Mas Danis tak menjawab iya atau tidak. Ia tetap diam dengan mata yang konstan menghunusku. Aku mencoba abai dengan tatapannya, meski hatiku berdebar. Aku harus bersikap tenang dan mati-matian menormalkan degup jantung yang tak bisa kuatur ritmenya.
Aku membuka bungkus nasi Mas Danis setelah mencuci tangan. Mulut Mas Danis terbuka setiap tanganku mengulurkan suapan demi suapan. Mas Iko bertanya mengapa kami harus suap-suapan dan percaya saja saat kujawab agar aku dan Mas Iko tak perlu repot memapah Mas Danis untuk cuci tangan.

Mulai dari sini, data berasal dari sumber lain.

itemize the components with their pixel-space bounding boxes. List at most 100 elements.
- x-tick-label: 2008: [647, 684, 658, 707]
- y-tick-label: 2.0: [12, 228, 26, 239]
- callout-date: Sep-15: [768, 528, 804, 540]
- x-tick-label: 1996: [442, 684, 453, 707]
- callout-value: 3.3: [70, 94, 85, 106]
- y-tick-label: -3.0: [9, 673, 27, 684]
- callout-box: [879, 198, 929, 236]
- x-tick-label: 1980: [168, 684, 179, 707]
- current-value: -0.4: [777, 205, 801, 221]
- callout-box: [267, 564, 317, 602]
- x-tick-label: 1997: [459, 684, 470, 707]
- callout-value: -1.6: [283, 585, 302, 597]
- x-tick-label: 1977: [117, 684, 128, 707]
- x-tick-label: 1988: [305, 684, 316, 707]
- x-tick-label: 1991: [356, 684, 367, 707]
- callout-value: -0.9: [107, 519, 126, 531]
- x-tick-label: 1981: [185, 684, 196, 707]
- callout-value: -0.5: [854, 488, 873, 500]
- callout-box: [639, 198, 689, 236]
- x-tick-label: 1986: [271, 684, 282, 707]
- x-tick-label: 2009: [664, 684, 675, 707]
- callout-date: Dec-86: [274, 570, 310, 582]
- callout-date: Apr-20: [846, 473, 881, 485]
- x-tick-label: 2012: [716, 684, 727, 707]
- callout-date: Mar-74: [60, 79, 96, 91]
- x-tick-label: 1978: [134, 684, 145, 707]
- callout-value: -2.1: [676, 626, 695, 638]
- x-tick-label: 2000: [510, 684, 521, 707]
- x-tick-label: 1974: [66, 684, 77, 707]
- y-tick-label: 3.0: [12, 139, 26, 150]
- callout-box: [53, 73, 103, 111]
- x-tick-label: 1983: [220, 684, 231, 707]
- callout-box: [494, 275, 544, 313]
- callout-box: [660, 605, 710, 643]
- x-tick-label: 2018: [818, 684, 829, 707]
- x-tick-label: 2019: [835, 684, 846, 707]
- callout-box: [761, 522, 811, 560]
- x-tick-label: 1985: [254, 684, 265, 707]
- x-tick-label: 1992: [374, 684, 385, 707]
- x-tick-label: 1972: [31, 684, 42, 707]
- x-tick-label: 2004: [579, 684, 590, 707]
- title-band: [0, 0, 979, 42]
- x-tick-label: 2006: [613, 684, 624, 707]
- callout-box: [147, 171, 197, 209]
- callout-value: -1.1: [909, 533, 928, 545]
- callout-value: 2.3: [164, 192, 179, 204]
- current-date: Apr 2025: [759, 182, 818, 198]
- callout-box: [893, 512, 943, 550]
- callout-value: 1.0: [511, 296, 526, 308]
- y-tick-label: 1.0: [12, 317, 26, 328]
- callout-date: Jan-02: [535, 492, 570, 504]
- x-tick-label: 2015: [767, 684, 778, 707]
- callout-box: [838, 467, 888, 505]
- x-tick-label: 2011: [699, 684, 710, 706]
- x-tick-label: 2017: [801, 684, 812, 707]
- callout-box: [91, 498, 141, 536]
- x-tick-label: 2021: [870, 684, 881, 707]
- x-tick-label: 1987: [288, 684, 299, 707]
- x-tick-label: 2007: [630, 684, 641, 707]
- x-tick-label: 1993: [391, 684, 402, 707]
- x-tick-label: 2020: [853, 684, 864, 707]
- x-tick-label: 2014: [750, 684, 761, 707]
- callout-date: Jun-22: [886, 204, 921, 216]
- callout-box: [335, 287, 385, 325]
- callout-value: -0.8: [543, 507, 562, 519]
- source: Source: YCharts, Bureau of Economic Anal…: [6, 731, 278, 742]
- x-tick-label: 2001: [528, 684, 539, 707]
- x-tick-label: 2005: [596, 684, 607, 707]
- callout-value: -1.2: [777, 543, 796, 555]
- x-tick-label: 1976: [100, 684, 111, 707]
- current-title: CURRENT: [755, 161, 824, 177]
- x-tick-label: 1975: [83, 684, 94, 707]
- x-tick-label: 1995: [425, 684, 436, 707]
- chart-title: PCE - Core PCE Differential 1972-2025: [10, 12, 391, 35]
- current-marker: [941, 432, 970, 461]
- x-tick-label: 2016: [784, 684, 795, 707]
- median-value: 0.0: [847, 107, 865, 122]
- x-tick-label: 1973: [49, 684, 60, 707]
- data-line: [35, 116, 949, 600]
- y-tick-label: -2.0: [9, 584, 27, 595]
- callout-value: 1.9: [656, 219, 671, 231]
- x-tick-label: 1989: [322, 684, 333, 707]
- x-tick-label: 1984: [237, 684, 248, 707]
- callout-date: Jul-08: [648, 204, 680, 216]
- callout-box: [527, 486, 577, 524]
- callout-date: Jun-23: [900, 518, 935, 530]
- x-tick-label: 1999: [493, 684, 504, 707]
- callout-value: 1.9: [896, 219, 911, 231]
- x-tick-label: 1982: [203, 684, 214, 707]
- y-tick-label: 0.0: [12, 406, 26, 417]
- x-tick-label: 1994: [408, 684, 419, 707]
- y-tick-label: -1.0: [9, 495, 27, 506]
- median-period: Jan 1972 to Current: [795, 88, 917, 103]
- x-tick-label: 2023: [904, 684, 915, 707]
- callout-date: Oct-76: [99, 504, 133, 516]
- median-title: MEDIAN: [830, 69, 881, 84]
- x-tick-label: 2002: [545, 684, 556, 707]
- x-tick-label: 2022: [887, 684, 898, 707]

Setelah makan siang Mas Danis habis, kini giliranku menikmati jatahku. Mas Iko mengambil alih tugasku memberi Mas Danis obat. Aku makan dengan lahap karena rindu juga dengan cita rasa rendang yang katanya mendunia. Sangat sulit bagiku untuk menemukan masakan Indonesia saat tinggal di Jepang. Sekalinya ingin makan sate kambing, aku mengeluarkan Yen setara satu juta Rupiah untuk satu porsi sate. Jadi, selama menjadi istri Jiro, aku harus menahan rinduku pada Indonesia demi menyimpan pundi-pundi untuk masa sekarang ini.
"Iswari." Mas Danis tiba-tiba memanggilku.
Aku terkejut dan seketika menoleh padanya. Sambil mengunyah, aku menaikkan satu alisku dan memasang wajah tanya. Tubuhku menegang sesaat, kala tangan Mas Danis terulur mengambil sebutir nasi yang menempel di ujung bibirku. Aku tersenyum malu dan menunduk seraya mengucap terima kasih.
"Pelan-pelan kalau makan," perintahnya datar. Namun, entah mengapa kali ini terdengar lembut.
Aku mendongak dan tersenyum canggung padanya. Ini pertama kali Mas Danis perhatian padaku, setelah interaksi kami selama ini. Dadaku seperti penuh dengan ledakan cinta dan kerinduan akan masa-masa indah kami dulu. Mataku memanas, meski tak boleh kalah oleh sisi melankolisku. Belum tentu Mas Danis masih mencintaiku. Aku harus sadar diri jika pria ini pernah memiliki istri dan pasti sudah melalui hal-hal indah dengan wanita itu yang perlahan menghapus namaku di hatinya.
Sudah pukul tujuh petang saat mobil Mas Iko sampai di kediaman Mas Danis. Kami semua lelah. Berlatih di alam terbuka nyatanya menguras lebih banyak energi. Apalagi, Mas Danis benar-benar berlatih keras sampai aku memohon pada Mas Iko untuk menyudahi sesi latihan hari ini. Aku tak tega melihat bagaimana Mas Danis mengerang menahan sakit seraya tetap berjuang melakukan apapun yang Mas Iko pinta.
Mas Danis langsung terkulai tak berdaya di atas ranjang, setelah aku dan Mas Iko membantunya masuk kamar. Ia melanjutkan lelapnya sejak perjalanan pulang. Wajar saja, ia menghabiskan banyak energi hari ini.
Mas Iko pamit pulang padaku dan ibu Mas Danis. Saat ibu Mas Danis mengantar Mas Iko sampai gerbang, aku melepas sandal sepatu yang masih Mas Danis kenakan. Kubentangkan selimut di atas tubuh Mas Danis agar ia bisa tidur dengan nyenyak. Tanpa terasa, aku duduk di tepi ranjang dan menatap wajahnya yang kentara lelah. Pria itu berjuang keras demi kesembuhannya.
Tanganku terulur membelai rambutnya dengan tetes haru yang jatuh membasahi wajah Mas Danis. "Lekas sembuh, Mas. Iswa harap, kita bisa merajut lagi bahagia setelah semua kepedihan yang menimpa kita." Aku segera beranjak dari duduk dan bergegas pulang agar tidur Mas Danis tak terganggu oleh isakku yang pecah lagi.